I know better. I know I need to go to sleep earlier. But I am back to my old habit of sitting in front of the computer until far too late, usually doing nothing of note — trolling Facebook or shopping for something I don’t end up buying. And when I finally make it to bed, I’m left with five or six hours to rest before I do it all over again.
The habit started when I moved out of my then husband’s bedroom. I stayed up until the wee hours of the morning talking to a friend who was also going through a divorce. The late-night habit continued when I settled myself back into Chicago — although the conversations did not.
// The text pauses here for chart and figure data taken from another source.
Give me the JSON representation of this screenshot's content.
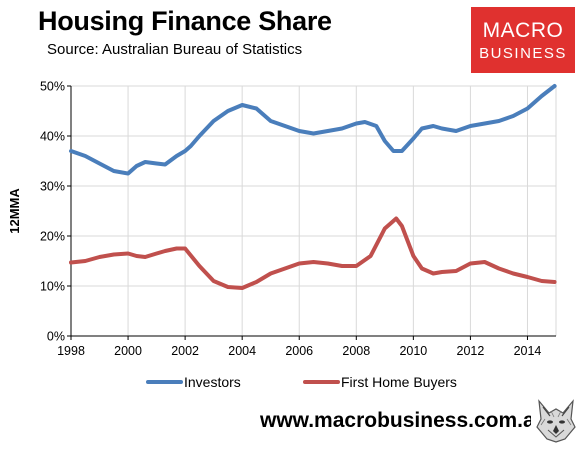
{
  "header": {
    "title": "Housing Finance Share",
    "source": "Source: Australian Bureau of Statistics"
  },
  "brand": {
    "line1": "MACRO",
    "line2": "BUSINESS",
    "color": "#e0312f"
  },
  "footer": {
    "url": "www.macrobusiness.com.au",
    "logo_icon": "wolf-head-icon"
  },
  "chart_data": {
    "type": "line",
    "title": "Housing Finance Share",
    "subtitle": "Source: Australian Bureau of Statistics",
    "xlabel": "",
    "ylabel": "12MMA",
    "xlim": [
      1998,
      2015
    ],
    "ylim": [
      0,
      0.5
    ],
    "x_ticks": [
      "1998",
      "2000",
      "2002",
      "2004",
      "2006",
      "2008",
      "2010",
      "2012",
      "2014"
    ],
    "y_ticks": [
      "0%",
      "10%",
      "20%",
      "30%",
      "40%",
      "50%"
    ],
    "grid": "horizontal-and-vertical",
    "legend_position": "bottom",
    "series": [
      {
        "name": "Investors",
        "color": "#4a7ebb",
        "x": [
          1998,
          1998.5,
          1999,
          1999.5,
          2000,
          2000.3,
          2000.6,
          2001,
          2001.3,
          2001.7,
          2002,
          2002.2,
          2002.5,
          2003,
          2003.5,
          2004,
          2004.5,
          2005,
          2005.5,
          2006,
          2006.5,
          2007,
          2007.5,
          2008,
          2008.3,
          2008.7,
          2009,
          2009.3,
          2009.6,
          2010,
          2010.3,
          2010.7,
          2011,
          2011.5,
          2012,
          2012.5,
          2013,
          2013.5,
          2014,
          2014.5,
          2014.95
        ],
        "y": [
          0.37,
          0.36,
          0.345,
          0.33,
          0.325,
          0.34,
          0.348,
          0.345,
          0.343,
          0.36,
          0.37,
          0.38,
          0.4,
          0.43,
          0.45,
          0.462,
          0.455,
          0.43,
          0.42,
          0.41,
          0.405,
          0.41,
          0.415,
          0.425,
          0.428,
          0.42,
          0.39,
          0.37,
          0.37,
          0.395,
          0.415,
          0.42,
          0.415,
          0.41,
          0.42,
          0.425,
          0.43,
          0.44,
          0.455,
          0.48,
          0.5
        ]
      },
      {
        "name": "First Home Buyers",
        "color": "#c0504d",
        "x": [
          1998,
          1998.5,
          1999,
          1999.5,
          2000,
          2000.3,
          2000.6,
          2001,
          2001.3,
          2001.7,
          2002,
          2002.5,
          2003,
          2003.5,
          2004,
          2004.5,
          2005,
          2005.5,
          2006,
          2006.5,
          2007,
          2007.5,
          2008,
          2008.5,
          2009,
          2009.4,
          2009.6,
          2010,
          2010.3,
          2010.7,
          2011,
          2011.5,
          2012,
          2012.5,
          2013,
          2013.5,
          2014,
          2014.5,
          2014.95
        ],
        "y": [
          0.147,
          0.15,
          0.158,
          0.163,
          0.165,
          0.16,
          0.158,
          0.165,
          0.17,
          0.175,
          0.175,
          0.14,
          0.11,
          0.098,
          0.096,
          0.108,
          0.125,
          0.135,
          0.145,
          0.148,
          0.145,
          0.14,
          0.14,
          0.16,
          0.215,
          0.235,
          0.22,
          0.16,
          0.135,
          0.125,
          0.128,
          0.13,
          0.145,
          0.148,
          0.135,
          0.125,
          0.118,
          0.11,
          0.108
        ]
      }
    ]
  }
}
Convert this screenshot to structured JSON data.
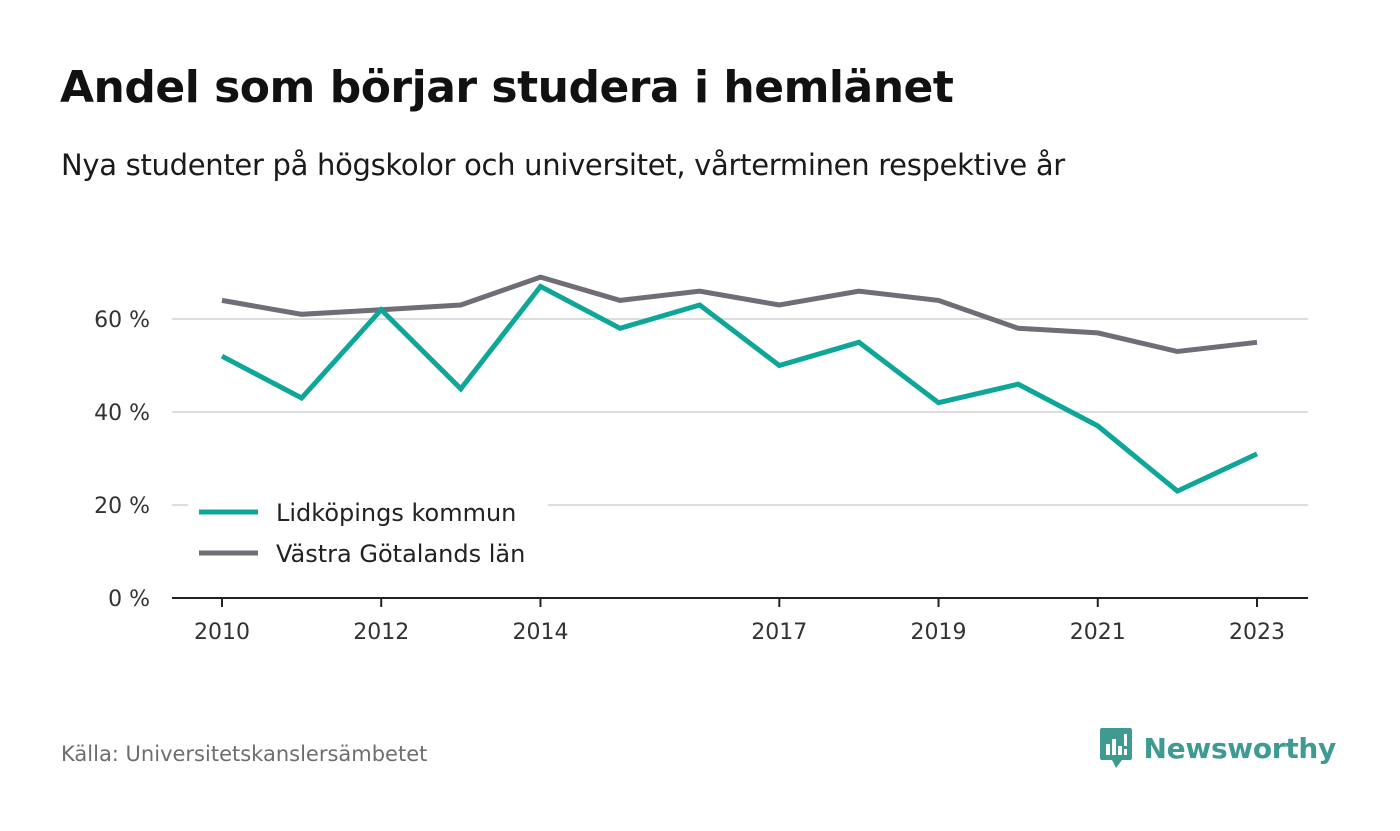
{
  "header": {
    "title": "Andel som börjar studera i hemlänet",
    "subtitle": "Nya studenter på högskolor och universitet, vårterminen respektive år"
  },
  "footer": {
    "source": "Källa: Universitetskanslersämbetet",
    "brand": "Newsworthy"
  },
  "colors": {
    "primary": "#0ea698",
    "secondary": "#6f6e76",
    "grid": "#dddddd",
    "axis": "#222222",
    "brand": "#3f9a92"
  },
  "chart_data": {
    "type": "line",
    "x": [
      2010,
      2011,
      2012,
      2013,
      2014,
      2015,
      2016,
      2017,
      2018,
      2019,
      2020,
      2021,
      2022,
      2023
    ],
    "x_tick_labels": [
      "2010",
      "2012",
      "2014",
      "2017",
      "2019",
      "2021",
      "2023"
    ],
    "x_ticks": [
      2010,
      2012,
      2014,
      2017,
      2019,
      2021,
      2023
    ],
    "y_ticks": [
      0,
      20,
      40,
      60
    ],
    "y_tick_labels": [
      "0 %",
      "20 %",
      "40 %",
      "60 %"
    ],
    "ylim": [
      0,
      70
    ],
    "grid": true,
    "legend_position": "bottom-left",
    "series": [
      {
        "name": "Lidköpings kommun",
        "color": "#0ea698",
        "values": [
          52,
          43,
          62,
          45,
          67,
          58,
          63,
          50,
          55,
          42,
          46,
          37,
          23,
          31
        ]
      },
      {
        "name": "Västra Götalands län",
        "color": "#6f6e76",
        "values": [
          64,
          61,
          62,
          63,
          69,
          64,
          66,
          63,
          66,
          64,
          58,
          57,
          53,
          55
        ]
      }
    ]
  }
}
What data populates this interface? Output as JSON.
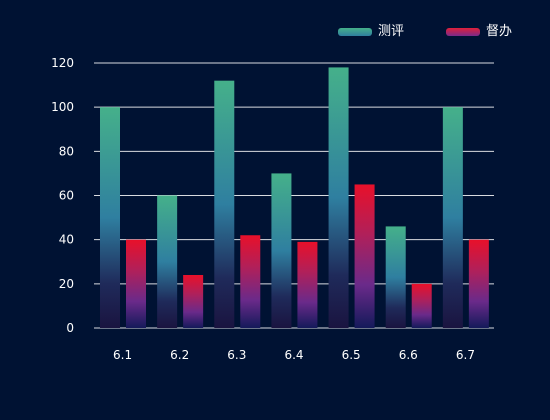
{
  "chart_data": {
    "type": "bar",
    "categories": [
      "6.1",
      "6.2",
      "6.3",
      "6.4",
      "6.5",
      "6.6",
      "6.7"
    ],
    "series": [
      {
        "name": "测评",
        "values": [
          100,
          60,
          112,
          70,
          118,
          46,
          100
        ],
        "color": "#45b08a"
      },
      {
        "name": "督办",
        "values": [
          40,
          24,
          42,
          39,
          65,
          20,
          40
        ],
        "color": "#e0203a"
      }
    ],
    "ylim": [
      0,
      120
    ],
    "yticks": [
      0,
      20,
      40,
      60,
      80,
      100,
      120
    ],
    "grid": true,
    "legend": "top-right"
  },
  "colors": {
    "background": "#001233",
    "grid": "#ffffff",
    "series1_top": "#45b08a",
    "series1_mid": "#2f7fa0",
    "series1_bottom": "#1f1a4a",
    "series2_top": "#e8102a",
    "series2_mid": "#8a2a8a",
    "series2_bottom": "#1a1a5a"
  }
}
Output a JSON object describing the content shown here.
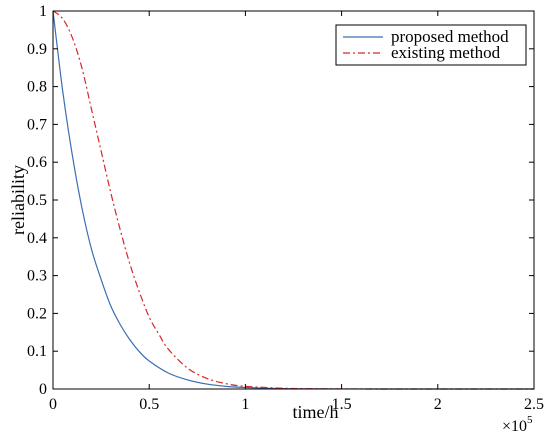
{
  "chart_data": {
    "type": "line",
    "xlabel": "time/h",
    "ylabel": "reliability",
    "x_multiplier_label": "×10",
    "x_multiplier_exponent": "5",
    "xlim": [
      0,
      2.5
    ],
    "ylim": [
      0,
      1
    ],
    "x_ticks": [
      0,
      0.5,
      1,
      1.5,
      2,
      2.5
    ],
    "x_tick_labels": [
      "0",
      "0.5",
      "1",
      "1.5",
      "2",
      "2.5"
    ],
    "y_ticks": [
      0,
      0.1,
      0.2,
      0.3,
      0.4,
      0.5,
      0.6,
      0.7,
      0.8,
      0.9,
      1
    ],
    "y_tick_labels": [
      "0",
      "0.1",
      "0.2",
      "0.3",
      "0.4",
      "0.5",
      "0.6",
      "0.7",
      "0.8",
      "0.9",
      "1"
    ],
    "grid": false,
    "legend_position": "top-right",
    "series": [
      {
        "name": "proposed method",
        "color": "#3a6fb0",
        "style": "solid",
        "x": [
          0,
          0.05,
          0.1,
          0.15,
          0.2,
          0.25,
          0.3,
          0.35,
          0.4,
          0.45,
          0.5,
          0.6,
          0.7,
          0.8,
          0.9,
          1.0,
          1.2,
          1.4,
          1.6,
          1.8,
          2.0,
          2.5
        ],
        "y": [
          1.0,
          0.79,
          0.62,
          0.48,
          0.37,
          0.29,
          0.22,
          0.17,
          0.13,
          0.098,
          0.074,
          0.042,
          0.024,
          0.013,
          0.007,
          0.004,
          0.001,
          0.0003,
          0.0001,
          0,
          0,
          0
        ]
      },
      {
        "name": "existing method",
        "color": "#d62728",
        "style": "dash-dot",
        "x": [
          0,
          0.05,
          0.1,
          0.15,
          0.2,
          0.25,
          0.3,
          0.35,
          0.4,
          0.45,
          0.5,
          0.55,
          0.6,
          0.7,
          0.8,
          0.9,
          1.0,
          1.2,
          1.4,
          1.6,
          1.8,
          2.0,
          2.5
        ],
        "y": [
          1.0,
          0.98,
          0.93,
          0.85,
          0.74,
          0.63,
          0.52,
          0.42,
          0.33,
          0.255,
          0.19,
          0.145,
          0.105,
          0.055,
          0.028,
          0.014,
          0.007,
          0.002,
          0.0005,
          0.0001,
          0,
          0,
          0
        ]
      }
    ]
  }
}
I began to consciously work on the habit. Setting alarms at 10 p.m. — alerting me it is time to step away from the computer. Getting accountable with my Weight Watchers groups — choosing “Get Seven to Eight Hours of Sleep Each Night” as the healthy habit I would work on each week. I moved from five or six to six or seven, but never quite made it up to eight.
And then I started backsliding. Call it a sleep relapse. A divorce-habit relapse. It began noticing its effects — finding myself “needing” a mid-morning tea to stay awake. Struggling to make my way out of bed, trying to negotiate my non-negotiable morning exercise. And today, dozing off during a lecture at the Art Institute, Temptation: The Demons of James Ensor — Artist Date 95.
My being here can only be described as a lazy Artist Date. I know nothing about Ensor. In fact, I’m not all that interested in or excited about the lecture. But it was highlighted in the Art Institute of Chicago Magazine and it allowed me to fulfill the commitment I had made — first, to a year of Art Dates, and when I had completed that, to 100 of them.
This public accountability prods me on — even though no one is really paying attention, other than me — even as my head dips further forward, catching only bits and pieces of the lecture.
Belgium. Seaside resort town. Alcoholic father.
Tapeworm.
Yes, tapeworm. I am suddenly awake. Awake to this pain, this presence that ate away at Ensor, that his doctors couldn’t seem to rid his body of.
It dominates his art. Images of the worm, its feeding mouth, skeletons and death. I am struck by his commitment to it — even after it has left his body. It changed him. His story. His work.
His worm is my divorce. His drawings and paintings are my words. I feel somehow comforted by this. That it is ok that I am “still talking about this, writing about this.” That this is what we do — at least some of us. Rather than turning away from the pain, we work it out — on canvas, on paper, on screen. We allow it to change us. For ourselves to be changed.
I visit the exhibit after the lecture, wide awake. The galleries are designed so I can go in the out and out the in. There is no beginning or end. Just middle. The walls are a surprising choice of aquamarine. I stand close to The Temptation of Saint Anthony — it’s 51 pieces of pencil-colored paper layered upon each other — and look for the worm, its mouth, its suckers. I find it along with demons, a pair of red shoes and a vendor hawking frites.
On the way out, I pick up a sheet of four temporary tattoos — among them, the feeding mouth of the tapeworm from The Temptation of St. Anthony. I slip the sheet into my bag, quite certain I will not put any of the images to my skin.
I don’t need to. I have my own, permanent ones. “Write” and “Left” tattooed on the inside of each wrist in typewriter font. The tapeworm is my divorce. A reminder of what changed me and how I am changed. Of my work and how I work it out. And my commitment to it.